A common way to start talking about the EPR “paradox” is with the parable of Bertelman’s socks.
One is green and the other red, and sadly for poor Bertelman, they have been separated and shipped to opposite ends of the universe in boxes to be opened by Alice and Bob.
No-one is surprised to hear that when Alice opens her box and sees a green sock then she knows immediately that Bob’s box contains a red sock. We all know that she could have been informed ahead of time about Bertelman’s sartorial oddity, and of course the socks both started out together. So no-one thinks that Alice’s ability to predict what Bob will see indicates some mysterious ability to instantaneously “turn his sock red”.
So there must be something more to the EPR issue than just knowing that if a pair is split into two boxes and if we find one in one box, then the other must be in the other box.
And indeed there is. The quantum problem is not with the values of one property but how those of different properties can be related. Bertelman’s boring socks were just too simple.
But Dr. Fahni’s funny socks socks are another matter. They are actually iridescent!
Depending on how they are illuminated, one is red and one green or one yellow and one blue.
When either Alice or Bob sees one as red then with the same lighting arrangement the other sees a green one and vice versa. And the same goes for yellow and Blue. And also for Orange and Turquoise. (Oh! I forgot to mention that. There is an intermediate lighting setting under which we see orange and turquoise. And there, as we shall see later, is the rub!)
If Alice sees red, then in the same light Bob sees green (and vice versa), but if he looks in the Yellow-Blue light he sees either with equal probability.
And if Alice sees yellow then in the same light Bob sees blue (and vice versa), but if he looks in the Red-Green light he sees either with equal probability.
In fact we can get this randomness just by starting with a drawer full of pairs of socks in which each left sock is any one of RY,GY,RB,GB (with RY meaning that in Red-Green lighting it shows Red and in Yellow-Blue it shows Yellow) and the corresponding right sock is its opposite (ie GB,RB,GY,RY respectively). Now if a pair is drawn at random and sent to Alice and Bob, then if Alice sees Green she knows that in the Red-Green light Bob will see Red but she has no idea what he will see in the Yellow-Blue light. So it may be getting a little bit complicated to arrange, but there’s still no great mystery in either the randomness or the correlation.
But now let’s look at what happens when the Orange-Turquoise measurement is compared to the other two.
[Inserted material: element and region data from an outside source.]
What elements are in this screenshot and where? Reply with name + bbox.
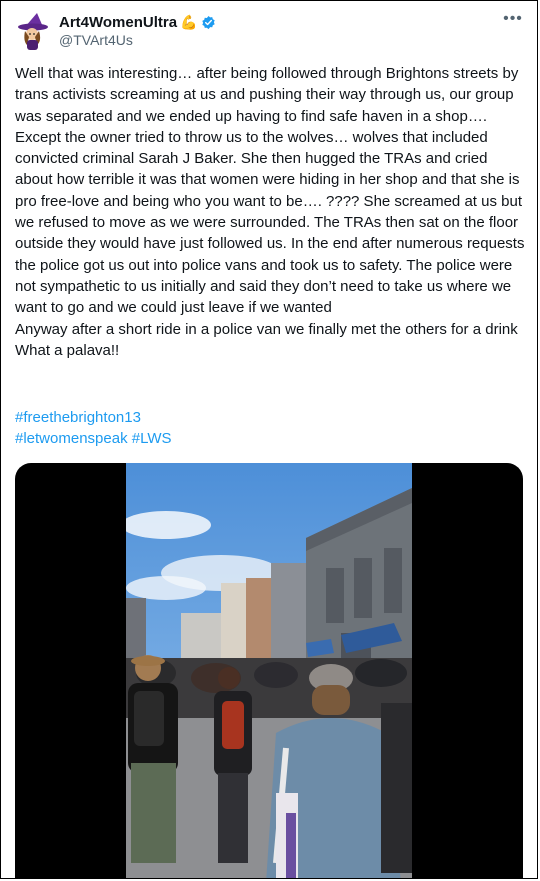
tweet-card: Art4WomenUltra 💪 @TVArt4Us ••• Well that… — [0, 0, 538, 879]
hashtag-letwomenspeak[interactable]: #letwomenspeak — [15, 430, 128, 447]
hashtag-line: #letwomenspeak #LWS — [15, 430, 171, 447]
hashtag-freethebrighton13[interactable]: #freethebrighton13 — [15, 407, 171, 428]
verified-badge-icon[interactable] — [201, 15, 216, 30]
author-handle[interactable]: @TVArt4Us — [59, 32, 133, 48]
avatar[interactable] — [15, 11, 51, 51]
video-media[interactable] — [15, 463, 523, 879]
flexed-biceps-emoji: 💪 — [180, 14, 198, 30]
tweet-header: Art4WomenUltra 💪 @TVArt4Us ••• — [15, 11, 523, 55]
hashtags: #freethebrighton13 #letwomenspeak #LWS — [15, 407, 171, 450]
video-frame[interactable] — [126, 463, 412, 879]
hashtag-lws[interactable]: #LWS — [132, 430, 172, 447]
author-name-row[interactable]: Art4WomenUltra 💪 — [59, 14, 216, 31]
author-name[interactable]: Art4WomenUltra — [59, 14, 177, 31]
more-options-icon[interactable]: ••• — [503, 11, 523, 29]
tweet-text: Well that was interesting… after being f… — [15, 65, 525, 359]
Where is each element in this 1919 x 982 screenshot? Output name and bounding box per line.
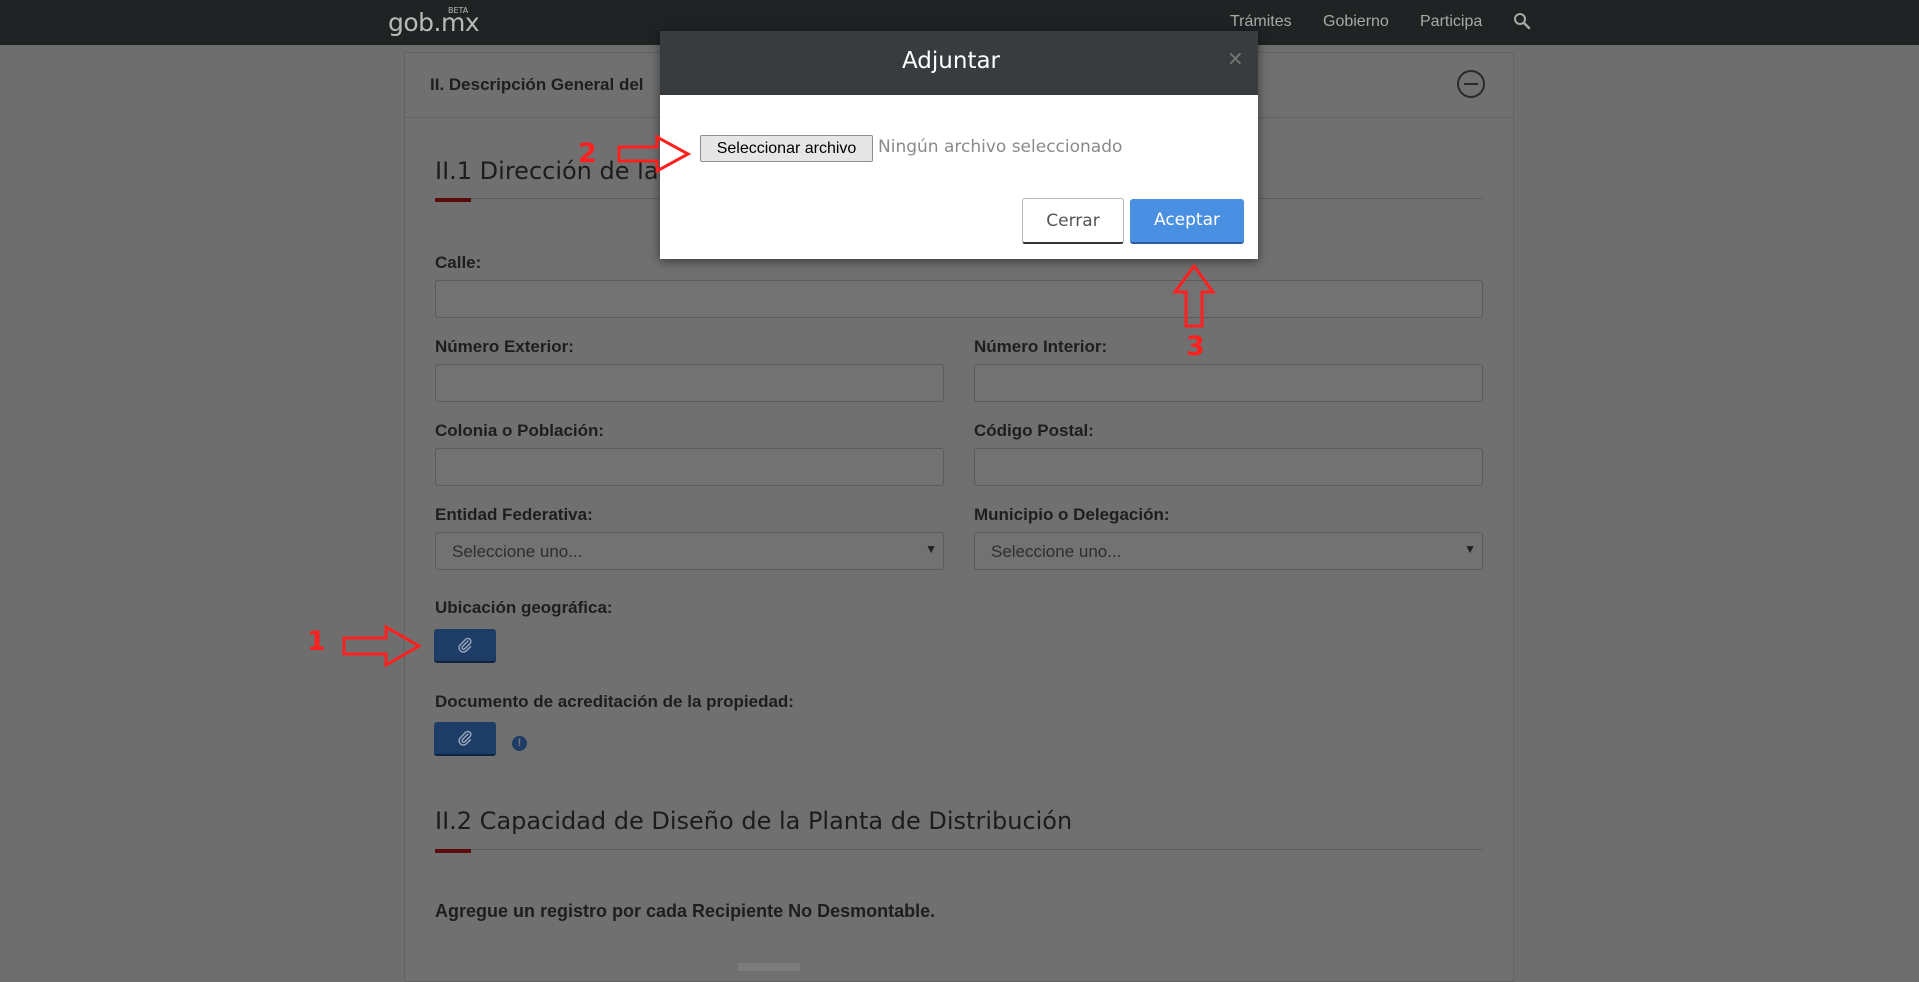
info-icon[interactable]: !	[512, 736, 527, 751]
calle-input[interactable]	[435, 280, 1483, 318]
paperclip-icon	[458, 730, 472, 746]
paperclip-icon	[458, 637, 472, 653]
nav-link-gobierno[interactable]: Gobierno	[1323, 13, 1389, 31]
section-divider	[435, 849, 1483, 850]
modal-header: Adjuntar ×	[660, 31, 1258, 95]
municipio-value: Seleccione uno...	[991, 542, 1122, 561]
nav-link-participa[interactable]: Participa	[1420, 13, 1482, 31]
search-icon[interactable]	[1513, 12, 1531, 30]
section-accent-bar	[435, 198, 471, 202]
numero-exterior-label: Número Exterior:	[435, 337, 574, 356]
colonia-label: Colonia o Población:	[435, 421, 605, 440]
recipiente-note: Agregue un registro por cada Recipiente …	[435, 901, 936, 921]
municipio-select[interactable]: Seleccione uno... ▼	[974, 532, 1483, 570]
arrow-right-icon	[617, 134, 691, 174]
bottom-tab	[738, 963, 800, 971]
attach-ubicacion-button[interactable]	[434, 629, 496, 663]
entidad-federativa-value: Seleccione uno...	[452, 542, 583, 561]
close-icon[interactable]: ×	[1227, 46, 1244, 70]
annotation-number-2: 2	[578, 138, 597, 169]
arrow-right-icon	[342, 624, 422, 668]
annotation-number-1: 1	[307, 626, 326, 657]
file-status-text: Ningún archivo seleccionado	[878, 137, 1123, 157]
cerrar-button[interactable]: Cerrar	[1022, 198, 1124, 244]
aceptar-button[interactable]: Aceptar	[1130, 199, 1244, 244]
section-title-capacidad: II.2 Capacidad de Diseño de la Planta de…	[435, 807, 1073, 835]
caret-down-icon: ▼	[925, 542, 937, 556]
codigo-postal-label: Código Postal:	[974, 421, 1094, 440]
codigo-postal-input[interactable]	[974, 448, 1483, 486]
collapse-panel-icon[interactable]	[1457, 70, 1485, 98]
numero-exterior-input[interactable]	[435, 364, 944, 402]
calle-label: Calle:	[435, 253, 482, 272]
attach-modal: Adjuntar × Seleccionar archivo Ningún ar…	[660, 31, 1258, 259]
caret-down-icon: ▼	[1464, 542, 1476, 556]
documento-label: Documento de acreditación de la propieda…	[435, 692, 794, 711]
arrow-up-icon	[1172, 264, 1216, 328]
ubicacion-label: Ubicación geográfica:	[435, 598, 613, 617]
select-file-button[interactable]: Seleccionar archivo	[700, 135, 873, 162]
panel-title: II. Descripción General del	[430, 75, 644, 94]
section-accent-bar	[435, 849, 471, 853]
nav-link-tramites[interactable]: Trámites	[1230, 13, 1292, 31]
gobmx-logo[interactable]: gob.mx BETA	[388, 6, 480, 37]
logo-beta-badge: BETA	[448, 6, 469, 15]
annotation-number-3: 3	[1186, 331, 1205, 362]
attach-documento-button[interactable]	[434, 722, 496, 756]
numero-interior-input[interactable]	[974, 364, 1483, 402]
entidad-federativa-select[interactable]: Seleccione uno... ▼	[435, 532, 944, 570]
colonia-input[interactable]	[435, 448, 944, 486]
municipio-label: Municipio o Delegación:	[974, 505, 1170, 524]
modal-title: Adjuntar	[901, 48, 1001, 74]
entidad-federativa-label: Entidad Federativa:	[435, 505, 593, 524]
numero-interior-label: Número Interior:	[974, 337, 1108, 356]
One possible set-up is to build a bigger sock drawer with pairs in which the left sock is of type RYT,GYT,RBT,GBT,RYO,GYO,RBO,GBO and the right always opposite (ie respectively GBO,RBO,GYO,RYO,GBT,RBT,GYT,RYT). If there are equal numbers of each type of pair then when Alice sees Red she still knows that if he looks in RGlight Bob will see Green but if he looks in YBlight he will see either Yellow or Blue with equal probability and if he looks in OTlight he will see Orange or Turquoise with equal probability (and similarly for all the other combinations).
BUT, since Orange is “closer” to Red and Yellow than to Green and Blue, and Turquoise is closer to Green and Blue than to Red and Yellow, Dr. Fahni wants to maintain the opposition by ensuring that whenever Alice sees Red, Bob is actually less likely to see Orange than Turquoise.
In fact when Alice sees Red, if Bob uses OTlight he sees Turquoise just 15% of the time and Orange 85%, and when she sees Green those figures are reversed. Also, if Alice looks in OTlight and sees Orange, then if Bob uses RGlight he will see Red 85% of the time and Green just 15%, and if he uses YBlight he will see Yellow 85% and Blue 15%.
So let’s see how Dr Fahni might have filled up his sock drawer to make this happen. The obvious strategy would be to have unequal numbers of the different pair types with RYT and GBO being least likely, RYO and GBT most likely, and the others somewhere in between.
A first try might be to have just GBT or RYO on the left sock (each matched with the other on the right sock) but this won’t work because we still want GY and GB to be equally likely (and add up to the total proportion green results in RGlight). And similarly for RY and RB.
So in fact we need GY=GB=RY=RB=25%.
But Bell noted that RB=RBT+RBO<=RBT+RBO+RYT+GBO=RBT+RYT+RBO+GBO=RT+BO
So if the situation is symmetric with RT and BO equal, they cannot be less than 12.5%
But with GYT+GBT=85%of50%=RYO+RBO and RYT+RBT=15%of50%=GYO+GBO, we get RT=BO=7.5%.
So the observed correlations cannot be achieved by just selecting at random from a set of pre-prepared pairs of socks.